C / Go / PostgreSQL / Docker / Protobufs

Execution Architecture

System Architecture Diagram
Fig 1. System design separating the C matching engine from the persistence and logging layer (Go). Communication occurs over Unix Domain Sockets using length-prefixed Protobuf framing to avoid TCP overhead/increased jitter.

The system architecture decouples low-latency matching from high-integrity settlement. The execution core is implemented in C to maintain deterministic sub-millisecond response times. To eliminate jitter caused by syscalls and heap fragmentation with respect to malloc(), we implemented a custom slab allocator. At startup, the engine requests a contiguous 128MB memory block and organizes it into a LIFO pointer stack. Incoming orders are assigned to pre-warmed memory slots, ensuring O(1) allocation and deallocation while maximizing CPU L1 cache locality during the matching loop.

Slab Allocator Memory Layout
Fig 2. Visualization of the Slab Allocator. The LIFO stack ensures that recently freed order nodes likely still present in the CPU cache are immediately reused for incoming requests.

Persistence & ACID Compliance

The settlement gateway, written in Go, bridges the execution engine to a PostgreSQL ledger. We enforce financial integrity through strict ACID transactions.
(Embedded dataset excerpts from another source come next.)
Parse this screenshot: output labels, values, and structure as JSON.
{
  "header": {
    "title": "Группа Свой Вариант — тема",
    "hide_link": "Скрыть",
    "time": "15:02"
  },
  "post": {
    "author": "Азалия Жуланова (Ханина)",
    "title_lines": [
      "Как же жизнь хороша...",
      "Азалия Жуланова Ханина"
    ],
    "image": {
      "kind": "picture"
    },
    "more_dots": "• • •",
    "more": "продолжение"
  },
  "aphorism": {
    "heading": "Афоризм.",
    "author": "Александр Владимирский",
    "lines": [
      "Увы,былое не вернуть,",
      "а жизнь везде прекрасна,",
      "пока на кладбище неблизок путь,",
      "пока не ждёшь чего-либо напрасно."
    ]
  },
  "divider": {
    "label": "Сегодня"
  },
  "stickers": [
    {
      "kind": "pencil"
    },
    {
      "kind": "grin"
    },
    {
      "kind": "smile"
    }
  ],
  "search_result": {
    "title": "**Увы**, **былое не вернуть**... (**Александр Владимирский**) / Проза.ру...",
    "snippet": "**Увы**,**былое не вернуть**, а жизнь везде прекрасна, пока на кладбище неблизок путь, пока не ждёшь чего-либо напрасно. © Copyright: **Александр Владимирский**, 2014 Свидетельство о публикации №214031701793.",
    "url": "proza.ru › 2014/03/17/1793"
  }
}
Balance updates utilize row-level locking (`SELECT FOR UPDATE`) to isolate concurrent trades involving the same user ID, effectively serializing conflicting state changes at the database level. To mitigate the write amplification caused by the Postgres Write-Ahead Log (WAL) during high-throughput bursts (10k+ TPS), we implemented a micro-batching mechanism.

Batch Commit Logs
Fig 3. Gateway output showing the Group Commit protocol. Instead of fsyncing every trade individually, the worker aggregates net balance deltas in memory and flushes them via the Postgres COPY protocol. The variance in batch size is because of the randomization employed in the ingress engine, meaning not all orders immediately have a match. This reduces disk I/O operations by > three orders of magnitude while maintaining durability guarantees.

Data serialization is handled via Protocol Buffers. We define a strict schema using `uint64` and `uint32` types to enforce fixed-point arithmetic, preventing floating-point errors which are not allowed in financial software. The entire stack is orchestrated via Docker Compose, utilizing named volumes to bypass the virtiofs limitation on Unix Domain Sockets within macOS environments.